The inquiry heard seven weeks of evidence, including about three Russian GRU agents known as Alexander Petrov, Ruslan Boshirov and Sergey Fedotov. Police have said their real names are Alexander Mishkin, Anatoliy Chepiga and Denis Sergeev. A global arrest warrant remains out for their arrests, but Russia denies involvement and won’t extradite them.

Mishkin and Chepiga were caught on CCTV in Salisbury during what they claimed was a sight-seeing trip to see the “famous 123m spire” of the city’s cathedral. The inquiry, which was set up to take the place of the inquest into Dawn’s death and has so far cost £8million, was formally established in March 2022 and heard oral evidence from 40 witnesses.

Sergei Skripal, a former colonel in Russian spy agency GRU, was arrested in Russia in 2004 and was serving a 15-year jail term for passing information to MI6 during the 1990s and 2000s when he was released in 2010 during a spy swap.

Dawn’s parents, Caroline and Stan, previously told how they hope the inquiry will scrutinise the actions of both governments and examine how safe the UK is from such attacks now.

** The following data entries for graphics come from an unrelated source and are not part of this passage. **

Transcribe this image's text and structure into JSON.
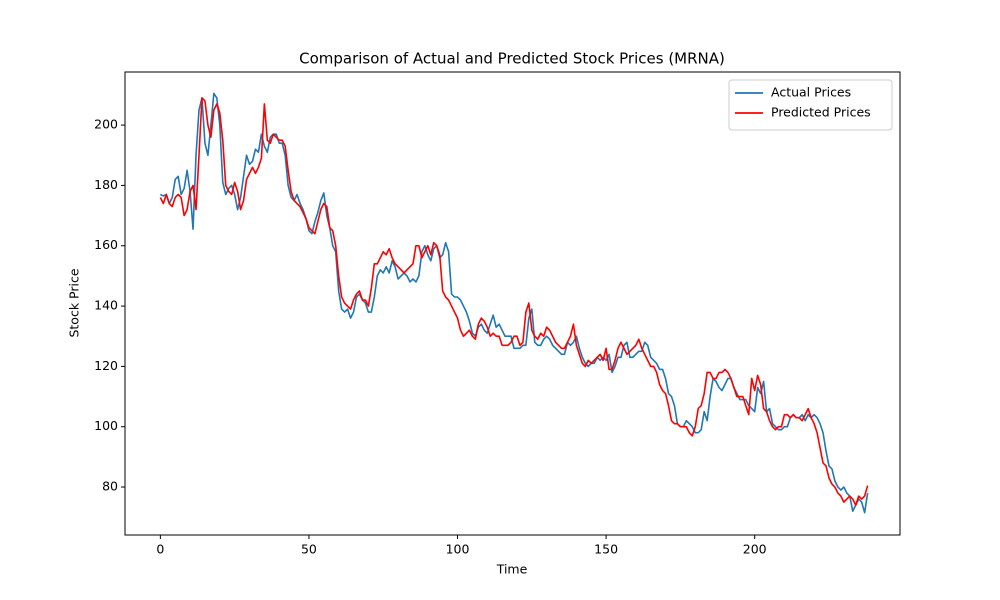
{
  "chart_data": {
    "type": "line",
    "title": "Comparison of Actual and Predicted Stock Prices (MRNA)",
    "xlabel": "Time",
    "ylabel": "Stock Price",
    "x": [
      0,
      1,
      2,
      3,
      4,
      5,
      6,
      7,
      8,
      9,
      10,
      11,
      12,
      13,
      14,
      15,
      16,
      17,
      18,
      19,
      20,
      21,
      22,
      23,
      24,
      25,
      26,
      27,
      28,
      29,
      30,
      31,
      32,
      33,
      34,
      35,
      36,
      37,
      38,
      39,
      40,
      41,
      42,
      43,
      44,
      45,
      46,
      47,
      48,
      49,
      50,
      51,
      52,
      53,
      54,
      55,
      56,
      57,
      58,
      59,
      60,
      61,
      62,
      63,
      64,
      65,
      66,
      67,
      68,
      69,
      70,
      71,
      72,
      73,
      74,
      75,
      76,
      77,
      78,
      79,
      80,
      81,
      82,
      83,
      84,
      85,
      86,
      87,
      88,
      89,
      90,
      91,
      92,
      93,
      94,
      95,
      96,
      97,
      98,
      99,
      100,
      101,
      102,
      103,
      104,
      105,
      106,
      107,
      108,
      109,
      110,
      111,
      112,
      113,
      114,
      115,
      116,
      117,
      118,
      119,
      120,
      121,
      122,
      123,
      124,
      125,
      126,
      127,
      128,
      129,
      130,
      131,
      132,
      133,
      134,
      135,
      136,
      137,
      138,
      139,
      140,
      141,
      142,
      143,
      144,
      145,
      146,
      147,
      148,
      149,
      150,
      151,
      152,
      153,
      154,
      155,
      156,
      157,
      158,
      159,
      160,
      161,
      162,
      163,
      164,
      165,
      166,
      167,
      168,
      169,
      170,
      171,
      172,
      173,
      174,
      175,
      176,
      177,
      178,
      179,
      180,
      181,
      182,
      183,
      184,
      185,
      186,
      187,
      188,
      189,
      190,
      191,
      192,
      193,
      194,
      195,
      196,
      197,
      198,
      199,
      200,
      201,
      202,
      203,
      204,
      205,
      206,
      207,
      208,
      209,
      210,
      211,
      212,
      213,
      214,
      215,
      216,
      217,
      218,
      219,
      220,
      221,
      222,
      223,
      224,
      225,
      226,
      227,
      228,
      229,
      230,
      231,
      232,
      233,
      234,
      235,
      236,
      237,
      238
    ],
    "series": [
      {
        "name": "Actual Prices",
        "color": "#1f77b4",
        "values": [
          177,
          176.5,
          177,
          174,
          176,
          182,
          183,
          177,
          179,
          185,
          178,
          165.5,
          190,
          205,
          209,
          194,
          190,
          200,
          210.5,
          209,
          200,
          181,
          177,
          179,
          180,
          177,
          172,
          176,
          183,
          190,
          187,
          188,
          192,
          191,
          197,
          193,
          191,
          196,
          197,
          197,
          194,
          194,
          190,
          180,
          176,
          175,
          177,
          174,
          172,
          169,
          165,
          164,
          168,
          171,
          175,
          177.5,
          170,
          166,
          160,
          158,
          145,
          139,
          138,
          139,
          136,
          138,
          143,
          144,
          142,
          141,
          138,
          138,
          143,
          150,
          152,
          151,
          153,
          151,
          155,
          153,
          149,
          150,
          151,
          150,
          148,
          149,
          148,
          150,
          158,
          160,
          157,
          155,
          159,
          160,
          156,
          157,
          161,
          158,
          144,
          143,
          143,
          142,
          140,
          138,
          135,
          131,
          130,
          133,
          134,
          132,
          131,
          134,
          137,
          133,
          134,
          132,
          130,
          130,
          130,
          126,
          126,
          126,
          127,
          127,
          136,
          139,
          128,
          127,
          127,
          129,
          130,
          129,
          127,
          126,
          125,
          124,
          124,
          128,
          127,
          128,
          130,
          126,
          123,
          121,
          120,
          121,
          121,
          123,
          122,
          123,
          122,
          124,
          118,
          120,
          123,
          123,
          127,
          128,
          123,
          123,
          124,
          125,
          125,
          128,
          127,
          123,
          122,
          121,
          119,
          119,
          116,
          111,
          110,
          107,
          101,
          100,
          100,
          102,
          101,
          100,
          98,
          98,
          99,
          105,
          102,
          110,
          116,
          115,
          113,
          112,
          114,
          116,
          116,
          113,
          111,
          109,
          109,
          109,
          107,
          106,
          105,
          113,
          111,
          115,
          105,
          106,
          101,
          100,
          99,
          99,
          100,
          100,
          103,
          104,
          103,
          103,
          104,
          102,
          104,
          103,
          104,
          103,
          101,
          98,
          92,
          87,
          86,
          82,
          80,
          79,
          80,
          78,
          77,
          72,
          74,
          76,
          75,
          71.5,
          78
        ]
      },
      {
        "name": "Predicted Prices",
        "color": "#ff0000",
        "values": [
          176,
          174,
          177,
          174,
          173,
          176,
          177,
          176,
          170,
          172,
          178,
          180,
          172,
          190,
          209,
          208,
          200,
          196,
          205,
          207,
          204,
          195,
          180,
          178,
          177,
          181,
          178,
          172,
          175,
          182,
          184,
          186,
          184,
          186,
          189,
          207,
          195,
          194,
          197,
          196,
          195,
          195,
          193,
          185,
          178,
          175,
          174,
          173,
          171,
          169,
          166,
          165,
          164,
          168,
          172,
          174,
          173,
          166,
          165,
          160,
          150,
          143,
          141,
          140,
          139,
          142,
          144,
          145,
          142,
          142,
          140,
          146,
          154,
          154,
          156,
          158,
          157,
          159,
          156,
          154,
          153,
          152,
          151,
          152,
          153,
          154,
          160,
          160,
          156,
          158,
          160,
          157,
          161,
          160,
          157,
          145,
          143,
          142,
          140,
          138,
          136,
          132,
          130,
          131,
          132,
          130,
          129,
          134,
          136,
          135,
          133,
          130,
          131,
          130,
          130,
          127,
          127,
          127,
          128,
          130,
          130,
          127,
          128,
          138,
          141,
          132,
          130,
          129,
          131,
          130,
          133,
          132,
          130,
          128,
          127,
          126,
          126,
          128,
          130,
          134,
          127,
          124,
          121,
          120,
          122,
          121,
          122,
          123,
          124,
          122,
          126,
          119,
          119,
          122,
          126,
          128,
          126,
          124,
          125,
          126,
          127,
          129,
          126,
          124,
          122,
          120,
          120,
          118,
          114,
          112,
          111,
          107,
          102,
          101,
          101,
          100,
          100,
          100,
          98,
          97,
          100,
          106,
          107,
          111,
          118,
          118,
          116,
          116,
          118,
          118,
          119,
          118,
          116,
          113,
          110,
          110,
          110,
          107,
          104,
          116,
          112,
          117,
          114,
          106,
          105,
          102,
          100,
          99,
          100,
          100,
          104,
          104,
          103,
          104,
          103,
          103,
          102,
          104,
          106,
          103,
          101,
          98,
          93,
          88,
          87,
          83,
          81,
          80,
          78,
          77,
          75,
          76,
          77,
          76,
          74,
          77,
          76,
          77,
          80.5
        ]
      }
    ],
    "xlim": [
      -11.9,
      248.9
    ],
    "xticks": [
      0,
      50,
      100,
      150,
      200
    ],
    "ylim": [
      64.1,
      217.6
    ],
    "yticks": [
      80,
      100,
      120,
      140,
      160,
      180,
      200
    ],
    "legend": "upper right",
    "grid": false
  }
}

They said they hoped it would answer far-reaching questions about how the tragedy unfolded and allow them and their family to fully grieve for Dawn.

And they had said they wanted it to discover more information about why Sergei Skripal, who Russian president Vladimir Putin personally referred to as “a traitor who had left the motherland”, came to be settled in Salisbury following a spy-swap.

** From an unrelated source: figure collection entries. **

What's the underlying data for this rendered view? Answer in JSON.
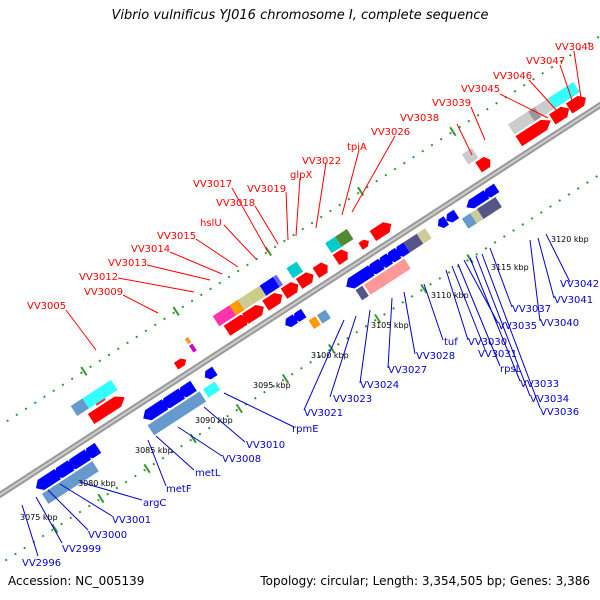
{
  "title": "Vibrio vulnificus YJ016 chromosome I, complete sequence",
  "accession": "Accession: NC_005139",
  "topology": "Topology: circular; Length: 3,354,505 bp; Genes: 3,386",
  "colors": {
    "top_label": "#ff0000",
    "bottom_label": "#0000cc",
    "backbone": "#999999",
    "track_dot": "#339933"
  },
  "ticks": [
    "3075 kbp",
    "3080 kbp",
    "3085 kbp",
    "3090 kbp",
    "3095 kbp",
    "3100 kbp",
    "3105 kbp",
    "3110 kbp",
    "3115 kbp",
    "3120 kbp"
  ],
  "top_labels": [
    "VV3005",
    "VV3009",
    "VV3012",
    "VV3013",
    "VV3014",
    "VV3015",
    "hslU",
    "VV3017",
    "VV3018",
    "VV3019",
    "glpX",
    "VV3022",
    "tpiA",
    "VV3026",
    "VV3038",
    "VV3039",
    "VV3045",
    "VV3046",
    "VV3047",
    "VV3048"
  ],
  "bottom_labels": [
    "VV2996",
    "VV2999",
    "VV3000",
    "VV3001",
    "argC",
    "metF",
    "metL",
    "VV3008",
    "VV3010",
    "rpmE",
    "VV3021",
    "VV3023",
    "VV3024",
    "VV3027",
    "VV3028",
    "tuf",
    "VV3030",
    "VV3031",
    "rpsL",
    "VV3033",
    "VV3034",
    "VV3036",
    "VV3035",
    "VV3037",
    "VV3040",
    "VV3041",
    "VV3042"
  ]
}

Reacting to its findings, Dawn’s family today criticised the inquiry for failing to make any recommendations and leaving them with “a number of unanswered questions”. They say they believe the British government put lives, including Dawn’s, at risk by failing to adequately protect Russian double agent Sergei Skripal.

A statement read on behalf of her loved ones, including her parents Stan and Caroline and other family members, said: “Today’s report has left us with some answers, but also a number of unanswered questions. We have always wanted to ensure that what happened to Dawn will not happen to others, that lessons should be learned and that meaningful changes should be made.

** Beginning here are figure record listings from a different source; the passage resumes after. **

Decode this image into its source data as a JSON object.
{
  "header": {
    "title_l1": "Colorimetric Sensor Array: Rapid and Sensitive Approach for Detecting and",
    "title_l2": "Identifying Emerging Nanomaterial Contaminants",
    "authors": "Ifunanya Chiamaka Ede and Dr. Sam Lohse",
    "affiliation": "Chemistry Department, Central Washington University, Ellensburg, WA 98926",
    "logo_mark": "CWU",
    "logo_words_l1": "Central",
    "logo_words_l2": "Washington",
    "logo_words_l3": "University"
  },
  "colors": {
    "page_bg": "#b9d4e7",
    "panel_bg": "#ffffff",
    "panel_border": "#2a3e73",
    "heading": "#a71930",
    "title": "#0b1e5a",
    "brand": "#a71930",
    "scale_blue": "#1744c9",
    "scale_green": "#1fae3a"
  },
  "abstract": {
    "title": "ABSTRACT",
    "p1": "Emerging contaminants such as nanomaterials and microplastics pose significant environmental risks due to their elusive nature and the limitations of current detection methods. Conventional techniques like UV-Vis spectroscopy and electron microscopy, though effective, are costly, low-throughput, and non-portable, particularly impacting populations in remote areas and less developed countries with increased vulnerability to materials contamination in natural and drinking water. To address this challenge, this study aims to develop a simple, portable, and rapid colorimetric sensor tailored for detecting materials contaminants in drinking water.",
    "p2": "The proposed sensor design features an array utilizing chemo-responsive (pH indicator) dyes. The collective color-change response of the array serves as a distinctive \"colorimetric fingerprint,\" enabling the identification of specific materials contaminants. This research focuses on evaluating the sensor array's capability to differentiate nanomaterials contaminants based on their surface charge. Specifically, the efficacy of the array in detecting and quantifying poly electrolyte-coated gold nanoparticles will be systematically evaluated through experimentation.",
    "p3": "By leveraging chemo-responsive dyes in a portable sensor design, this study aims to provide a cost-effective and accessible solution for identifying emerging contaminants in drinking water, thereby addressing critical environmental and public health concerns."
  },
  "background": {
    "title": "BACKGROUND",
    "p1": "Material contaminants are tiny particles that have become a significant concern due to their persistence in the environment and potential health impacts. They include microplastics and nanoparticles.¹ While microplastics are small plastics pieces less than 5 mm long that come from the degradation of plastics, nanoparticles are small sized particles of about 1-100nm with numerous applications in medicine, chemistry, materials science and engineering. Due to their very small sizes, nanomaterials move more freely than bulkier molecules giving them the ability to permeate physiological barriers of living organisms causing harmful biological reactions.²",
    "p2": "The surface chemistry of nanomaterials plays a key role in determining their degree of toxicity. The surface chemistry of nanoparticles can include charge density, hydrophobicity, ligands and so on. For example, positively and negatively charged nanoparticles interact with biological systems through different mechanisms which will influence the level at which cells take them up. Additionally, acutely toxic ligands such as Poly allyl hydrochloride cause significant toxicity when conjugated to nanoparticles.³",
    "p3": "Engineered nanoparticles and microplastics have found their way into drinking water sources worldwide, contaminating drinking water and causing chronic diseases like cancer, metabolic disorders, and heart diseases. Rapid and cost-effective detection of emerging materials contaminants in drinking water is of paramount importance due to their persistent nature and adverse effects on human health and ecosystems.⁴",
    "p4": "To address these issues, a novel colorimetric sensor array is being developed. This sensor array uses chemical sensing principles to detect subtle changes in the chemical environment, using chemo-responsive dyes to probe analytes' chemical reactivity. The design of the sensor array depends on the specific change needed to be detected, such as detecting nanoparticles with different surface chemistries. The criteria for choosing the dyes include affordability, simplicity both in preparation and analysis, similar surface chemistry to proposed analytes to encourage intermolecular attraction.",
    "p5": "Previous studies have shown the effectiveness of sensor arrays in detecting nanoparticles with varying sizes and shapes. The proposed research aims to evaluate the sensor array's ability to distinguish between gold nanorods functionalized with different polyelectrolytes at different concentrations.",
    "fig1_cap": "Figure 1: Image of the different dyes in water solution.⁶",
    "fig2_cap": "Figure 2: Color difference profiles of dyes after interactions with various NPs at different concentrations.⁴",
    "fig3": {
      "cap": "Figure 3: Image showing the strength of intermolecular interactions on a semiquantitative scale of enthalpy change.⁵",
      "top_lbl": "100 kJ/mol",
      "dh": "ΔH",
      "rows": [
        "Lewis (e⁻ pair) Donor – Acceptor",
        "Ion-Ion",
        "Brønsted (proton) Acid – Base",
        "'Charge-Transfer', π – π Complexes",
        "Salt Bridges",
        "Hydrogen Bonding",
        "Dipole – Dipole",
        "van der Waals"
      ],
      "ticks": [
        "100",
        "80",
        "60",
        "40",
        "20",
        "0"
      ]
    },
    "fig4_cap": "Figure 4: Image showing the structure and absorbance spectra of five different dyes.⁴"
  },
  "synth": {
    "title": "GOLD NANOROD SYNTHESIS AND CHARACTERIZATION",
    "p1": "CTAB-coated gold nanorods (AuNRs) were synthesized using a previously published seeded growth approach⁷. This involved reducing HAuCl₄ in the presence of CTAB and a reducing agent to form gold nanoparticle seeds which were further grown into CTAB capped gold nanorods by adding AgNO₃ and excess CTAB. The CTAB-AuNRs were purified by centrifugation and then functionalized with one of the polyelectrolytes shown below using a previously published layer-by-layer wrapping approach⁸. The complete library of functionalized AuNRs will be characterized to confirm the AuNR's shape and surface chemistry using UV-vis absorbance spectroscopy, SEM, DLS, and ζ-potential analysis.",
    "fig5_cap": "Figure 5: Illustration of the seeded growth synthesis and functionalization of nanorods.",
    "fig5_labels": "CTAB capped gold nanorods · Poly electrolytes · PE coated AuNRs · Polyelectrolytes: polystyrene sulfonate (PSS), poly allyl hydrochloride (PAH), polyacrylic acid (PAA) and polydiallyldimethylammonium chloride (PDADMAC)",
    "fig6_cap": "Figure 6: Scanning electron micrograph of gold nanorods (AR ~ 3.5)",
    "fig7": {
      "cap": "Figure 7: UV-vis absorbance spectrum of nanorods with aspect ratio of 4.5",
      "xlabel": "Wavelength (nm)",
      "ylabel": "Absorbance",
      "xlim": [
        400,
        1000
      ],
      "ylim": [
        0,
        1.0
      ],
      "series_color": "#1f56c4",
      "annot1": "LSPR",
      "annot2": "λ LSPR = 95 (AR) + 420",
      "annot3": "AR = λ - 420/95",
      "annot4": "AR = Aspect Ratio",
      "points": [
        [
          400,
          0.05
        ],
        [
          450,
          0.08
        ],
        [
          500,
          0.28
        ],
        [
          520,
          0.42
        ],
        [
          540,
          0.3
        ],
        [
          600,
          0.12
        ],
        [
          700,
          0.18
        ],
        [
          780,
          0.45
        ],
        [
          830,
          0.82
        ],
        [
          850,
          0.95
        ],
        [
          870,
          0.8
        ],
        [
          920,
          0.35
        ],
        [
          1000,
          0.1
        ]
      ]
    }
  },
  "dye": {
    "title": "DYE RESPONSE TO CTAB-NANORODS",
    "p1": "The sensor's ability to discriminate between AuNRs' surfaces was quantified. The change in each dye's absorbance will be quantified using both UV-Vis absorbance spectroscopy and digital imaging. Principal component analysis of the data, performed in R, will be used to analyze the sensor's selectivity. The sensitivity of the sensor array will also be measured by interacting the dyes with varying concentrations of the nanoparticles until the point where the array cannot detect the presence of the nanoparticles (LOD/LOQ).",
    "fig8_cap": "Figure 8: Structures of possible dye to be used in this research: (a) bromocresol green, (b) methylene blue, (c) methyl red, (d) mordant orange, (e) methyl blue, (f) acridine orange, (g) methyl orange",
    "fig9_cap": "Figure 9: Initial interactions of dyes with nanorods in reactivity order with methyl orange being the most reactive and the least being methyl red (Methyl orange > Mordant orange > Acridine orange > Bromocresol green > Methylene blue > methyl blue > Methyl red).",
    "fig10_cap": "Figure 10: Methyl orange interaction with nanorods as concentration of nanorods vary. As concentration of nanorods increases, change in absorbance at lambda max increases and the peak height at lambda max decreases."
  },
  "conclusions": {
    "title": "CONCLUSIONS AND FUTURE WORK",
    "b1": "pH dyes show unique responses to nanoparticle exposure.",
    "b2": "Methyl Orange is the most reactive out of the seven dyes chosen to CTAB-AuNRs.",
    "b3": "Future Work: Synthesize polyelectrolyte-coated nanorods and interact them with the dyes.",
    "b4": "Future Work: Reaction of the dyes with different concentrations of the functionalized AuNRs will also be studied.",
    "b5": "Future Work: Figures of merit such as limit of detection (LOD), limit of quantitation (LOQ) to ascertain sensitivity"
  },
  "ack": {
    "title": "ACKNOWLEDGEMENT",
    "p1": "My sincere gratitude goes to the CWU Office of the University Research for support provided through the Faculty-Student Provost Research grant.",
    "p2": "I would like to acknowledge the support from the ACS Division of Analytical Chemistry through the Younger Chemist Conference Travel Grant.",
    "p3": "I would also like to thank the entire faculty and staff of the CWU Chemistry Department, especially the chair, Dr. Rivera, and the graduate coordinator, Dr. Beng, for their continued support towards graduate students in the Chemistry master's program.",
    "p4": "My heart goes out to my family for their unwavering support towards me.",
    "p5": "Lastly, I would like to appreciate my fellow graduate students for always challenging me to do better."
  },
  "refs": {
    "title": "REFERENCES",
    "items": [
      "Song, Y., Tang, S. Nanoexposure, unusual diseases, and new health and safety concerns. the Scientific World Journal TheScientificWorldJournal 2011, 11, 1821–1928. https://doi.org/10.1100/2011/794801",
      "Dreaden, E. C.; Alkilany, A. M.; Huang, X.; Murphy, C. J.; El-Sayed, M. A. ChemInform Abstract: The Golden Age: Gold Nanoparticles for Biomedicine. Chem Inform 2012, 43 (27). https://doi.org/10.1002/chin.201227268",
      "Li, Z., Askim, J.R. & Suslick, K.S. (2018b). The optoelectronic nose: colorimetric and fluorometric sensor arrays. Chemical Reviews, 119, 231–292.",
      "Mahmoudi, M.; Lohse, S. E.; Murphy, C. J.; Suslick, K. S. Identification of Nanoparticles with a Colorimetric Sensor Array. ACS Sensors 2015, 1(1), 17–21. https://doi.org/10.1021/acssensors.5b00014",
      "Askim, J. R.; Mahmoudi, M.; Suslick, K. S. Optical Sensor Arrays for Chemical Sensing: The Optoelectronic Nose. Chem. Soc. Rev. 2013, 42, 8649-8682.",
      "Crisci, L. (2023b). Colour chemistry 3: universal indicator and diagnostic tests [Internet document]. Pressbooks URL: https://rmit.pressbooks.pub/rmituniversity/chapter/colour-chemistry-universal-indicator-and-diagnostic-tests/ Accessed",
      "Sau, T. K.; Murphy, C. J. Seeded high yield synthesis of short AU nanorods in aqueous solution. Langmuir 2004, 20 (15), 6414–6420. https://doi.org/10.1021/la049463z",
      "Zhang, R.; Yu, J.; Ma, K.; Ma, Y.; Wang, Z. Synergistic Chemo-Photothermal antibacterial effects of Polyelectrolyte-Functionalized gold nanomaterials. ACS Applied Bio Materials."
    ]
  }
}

“The report today contains no recommendations. That is a matter of real concern. There should, there must, be reflection and real change. The Chair considered secret evidence from the Government and the UK intelligence services. Today’s report does not set out, publicly, how the risks that led to Dawn’s death will be prevented in the future.

“Adequate risk assessment of Skripal was not done, but no protective steps were put in place. That is a serious concern, for us now, and for the future. The Inquiry has concluded that Dawn was a wholly innocent victim, killed by Novichok, as the direct result of Russia’s cruel and cynical attempt to assassinate Sergei Skripal.

“The Inquiry’s report concludes that there were failures by the UK Government in the management and assessment of the risk that Russia posed to Sergei Skripal. Skripal was described by Putin as a traitor and convicted of treason. Yet there were no sufficient and regular assessments of the risk he faced from Russian retaliation. As we have always believed, that put the British public at risk, and led to Dawn’s death.”

Dawn’s family also criticised Wiltshire Police for initially wrongly characterising her as a drug user and they claimed “the public were wrongly led to believe that she had somehow contributed to her own death.” And they hit out at a lack of public health advice which they believe should have been issued to the public telling them about the risk of Novichok before Dawn died. In the statement, they added: “Our heartfelt aim throughout this long process has always been to do right by our daughter, mother and sister Dawn. Today is the end of this public process. We remain devastated by Dawn’s death. She is missed and always will be.”